Security Analyst – Jeff Soehner CISSP, GXPN,GPYC,GMOB,GCIH

Recently we completed construction of the first of our devices that are being designed to help analyse network devices for vulnerabilities. Picture a small computer about the size of a smart phone that will sit quietly on your network and learn about all of the computer devices that are connected.

During its initial phase this device will analyse all of your traffic and identify what some of us don’t even know we have on our wired and wireless networks.

Phase two involves logging into a website to review the devices we have found and identified for you. Once categorized into OS type, function and IP address you can prioritize how to launch any passive scanning.
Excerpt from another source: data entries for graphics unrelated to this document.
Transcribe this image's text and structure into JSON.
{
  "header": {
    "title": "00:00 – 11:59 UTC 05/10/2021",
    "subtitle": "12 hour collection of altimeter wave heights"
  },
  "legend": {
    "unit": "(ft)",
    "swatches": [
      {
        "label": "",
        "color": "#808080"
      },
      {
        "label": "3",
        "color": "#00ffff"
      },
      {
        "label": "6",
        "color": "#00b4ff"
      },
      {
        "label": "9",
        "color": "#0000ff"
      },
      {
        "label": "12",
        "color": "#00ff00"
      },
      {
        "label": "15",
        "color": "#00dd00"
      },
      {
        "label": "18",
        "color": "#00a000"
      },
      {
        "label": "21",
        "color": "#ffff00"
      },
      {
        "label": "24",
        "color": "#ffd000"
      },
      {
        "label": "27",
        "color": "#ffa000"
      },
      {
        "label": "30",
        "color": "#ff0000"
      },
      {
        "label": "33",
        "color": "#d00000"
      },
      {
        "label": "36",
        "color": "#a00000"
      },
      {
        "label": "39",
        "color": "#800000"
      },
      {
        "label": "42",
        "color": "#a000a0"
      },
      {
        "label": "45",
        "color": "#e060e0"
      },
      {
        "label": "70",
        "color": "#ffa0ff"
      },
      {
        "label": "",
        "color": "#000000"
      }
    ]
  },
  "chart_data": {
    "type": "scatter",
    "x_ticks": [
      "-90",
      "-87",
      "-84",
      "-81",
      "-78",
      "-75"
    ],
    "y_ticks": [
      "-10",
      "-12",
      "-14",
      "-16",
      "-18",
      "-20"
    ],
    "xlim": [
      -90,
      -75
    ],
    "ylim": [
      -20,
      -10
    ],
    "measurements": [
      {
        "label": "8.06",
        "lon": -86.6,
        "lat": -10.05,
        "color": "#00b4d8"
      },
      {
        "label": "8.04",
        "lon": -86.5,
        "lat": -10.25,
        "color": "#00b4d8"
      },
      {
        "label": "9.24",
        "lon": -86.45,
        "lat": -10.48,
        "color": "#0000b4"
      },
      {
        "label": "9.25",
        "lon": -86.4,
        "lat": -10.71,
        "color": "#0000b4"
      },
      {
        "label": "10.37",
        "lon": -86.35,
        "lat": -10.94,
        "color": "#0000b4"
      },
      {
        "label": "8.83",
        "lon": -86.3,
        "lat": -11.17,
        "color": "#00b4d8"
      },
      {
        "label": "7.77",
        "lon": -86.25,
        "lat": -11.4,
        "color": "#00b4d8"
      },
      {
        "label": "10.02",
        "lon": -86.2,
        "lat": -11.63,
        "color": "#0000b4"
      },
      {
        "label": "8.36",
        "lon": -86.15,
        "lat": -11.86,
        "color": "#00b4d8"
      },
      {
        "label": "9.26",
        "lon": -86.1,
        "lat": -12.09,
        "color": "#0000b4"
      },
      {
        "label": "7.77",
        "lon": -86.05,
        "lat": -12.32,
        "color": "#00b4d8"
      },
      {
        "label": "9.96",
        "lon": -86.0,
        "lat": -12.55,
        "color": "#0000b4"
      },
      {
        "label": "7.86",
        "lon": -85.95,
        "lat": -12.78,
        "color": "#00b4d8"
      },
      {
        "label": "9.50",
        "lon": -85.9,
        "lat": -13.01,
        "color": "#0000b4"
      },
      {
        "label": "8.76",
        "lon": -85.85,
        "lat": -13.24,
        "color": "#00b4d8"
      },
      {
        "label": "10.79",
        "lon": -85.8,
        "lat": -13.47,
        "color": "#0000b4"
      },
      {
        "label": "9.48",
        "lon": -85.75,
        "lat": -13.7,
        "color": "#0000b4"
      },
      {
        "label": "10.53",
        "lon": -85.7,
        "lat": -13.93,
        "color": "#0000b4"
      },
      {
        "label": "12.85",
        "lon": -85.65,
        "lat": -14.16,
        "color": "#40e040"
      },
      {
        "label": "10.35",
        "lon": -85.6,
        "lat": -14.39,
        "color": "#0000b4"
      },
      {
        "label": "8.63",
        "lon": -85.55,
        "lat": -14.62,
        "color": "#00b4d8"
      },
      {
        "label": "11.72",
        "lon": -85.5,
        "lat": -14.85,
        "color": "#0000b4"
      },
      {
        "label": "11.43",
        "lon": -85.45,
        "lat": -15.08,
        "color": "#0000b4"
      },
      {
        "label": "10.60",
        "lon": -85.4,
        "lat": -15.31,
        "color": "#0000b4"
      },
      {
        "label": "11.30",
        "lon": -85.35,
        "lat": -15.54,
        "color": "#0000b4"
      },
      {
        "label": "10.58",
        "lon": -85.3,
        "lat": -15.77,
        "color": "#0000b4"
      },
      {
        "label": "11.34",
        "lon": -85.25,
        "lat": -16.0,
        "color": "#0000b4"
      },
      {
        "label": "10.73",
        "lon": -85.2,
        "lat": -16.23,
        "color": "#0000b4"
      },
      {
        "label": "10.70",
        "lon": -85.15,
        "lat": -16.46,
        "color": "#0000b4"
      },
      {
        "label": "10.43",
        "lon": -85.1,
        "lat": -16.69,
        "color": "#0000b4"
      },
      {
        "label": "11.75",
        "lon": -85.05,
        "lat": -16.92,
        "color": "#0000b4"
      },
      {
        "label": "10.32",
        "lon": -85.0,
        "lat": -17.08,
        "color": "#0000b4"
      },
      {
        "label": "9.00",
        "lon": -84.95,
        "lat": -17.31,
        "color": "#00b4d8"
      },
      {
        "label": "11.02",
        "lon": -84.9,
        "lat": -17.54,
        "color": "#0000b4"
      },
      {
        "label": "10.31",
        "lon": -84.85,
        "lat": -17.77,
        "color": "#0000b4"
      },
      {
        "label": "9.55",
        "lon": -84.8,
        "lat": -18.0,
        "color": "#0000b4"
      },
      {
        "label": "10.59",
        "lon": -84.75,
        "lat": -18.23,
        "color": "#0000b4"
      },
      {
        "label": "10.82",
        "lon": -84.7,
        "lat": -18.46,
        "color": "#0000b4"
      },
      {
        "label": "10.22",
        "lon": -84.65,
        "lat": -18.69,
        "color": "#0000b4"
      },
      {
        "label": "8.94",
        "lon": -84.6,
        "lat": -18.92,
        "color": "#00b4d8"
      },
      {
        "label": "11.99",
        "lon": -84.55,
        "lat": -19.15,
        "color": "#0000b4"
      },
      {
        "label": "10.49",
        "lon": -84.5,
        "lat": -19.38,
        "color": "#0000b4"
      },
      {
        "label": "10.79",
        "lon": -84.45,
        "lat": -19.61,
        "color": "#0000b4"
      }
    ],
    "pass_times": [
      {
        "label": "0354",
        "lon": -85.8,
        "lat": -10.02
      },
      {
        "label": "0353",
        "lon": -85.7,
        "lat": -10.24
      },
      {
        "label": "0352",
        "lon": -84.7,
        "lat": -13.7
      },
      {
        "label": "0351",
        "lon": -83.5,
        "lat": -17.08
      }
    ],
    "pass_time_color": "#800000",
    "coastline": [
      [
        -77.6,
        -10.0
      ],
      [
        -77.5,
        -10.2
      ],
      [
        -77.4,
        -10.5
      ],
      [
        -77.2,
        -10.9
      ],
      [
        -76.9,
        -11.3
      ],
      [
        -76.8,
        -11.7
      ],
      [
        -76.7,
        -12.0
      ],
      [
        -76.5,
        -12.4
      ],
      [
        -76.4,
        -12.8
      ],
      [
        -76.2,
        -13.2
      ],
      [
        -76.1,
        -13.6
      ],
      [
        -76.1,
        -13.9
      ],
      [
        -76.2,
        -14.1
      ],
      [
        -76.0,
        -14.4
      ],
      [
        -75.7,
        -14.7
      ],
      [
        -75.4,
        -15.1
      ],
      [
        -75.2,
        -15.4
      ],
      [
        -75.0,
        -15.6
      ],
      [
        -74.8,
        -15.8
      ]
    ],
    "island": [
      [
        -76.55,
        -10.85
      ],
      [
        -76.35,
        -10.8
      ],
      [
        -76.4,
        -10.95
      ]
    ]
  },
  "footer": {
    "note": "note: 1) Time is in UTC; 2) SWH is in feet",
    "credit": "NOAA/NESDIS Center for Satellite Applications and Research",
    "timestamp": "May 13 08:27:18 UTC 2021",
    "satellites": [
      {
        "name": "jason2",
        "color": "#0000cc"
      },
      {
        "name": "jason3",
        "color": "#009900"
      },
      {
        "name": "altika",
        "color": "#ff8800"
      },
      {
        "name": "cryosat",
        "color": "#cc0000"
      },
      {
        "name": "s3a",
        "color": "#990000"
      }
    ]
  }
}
We will monitor activity patterns and check for connections to known malicious sites or dangerous behaviour like scanning, etc.

Phase three involves active scanning which can include vulnerability assessment, break and fix testing and hardware/software analysis. We will assess your security posture as we verify passwords, configuration settings and information leakage. There are also a number of vulnerabilities associated with device firmware on items such as your routers. If you have a very strong control regimen when it comes to all your network devices (this includes routers, printers, wireless devices, smart phones, cameras, IP phones, VOIP providers, etc. then we probably won’t find anything…today. Lets run the test next week, next month when you add the new Cell phone or by the new computer or laptop.

If you are like most of us, keeping up with security is a full time job and most of us already have full time jobs. This is why it is about time that we had a computer that can do it for us.

Something to keep tabs on all of our ‘Internet of Things’ and keep us safe from the hackers on the Internet or next door to us in the coffee shop or the free Hotel/Restaurant WiFi. It’s about time we can be sure of just who gets to see our information by probing our electronics…are you?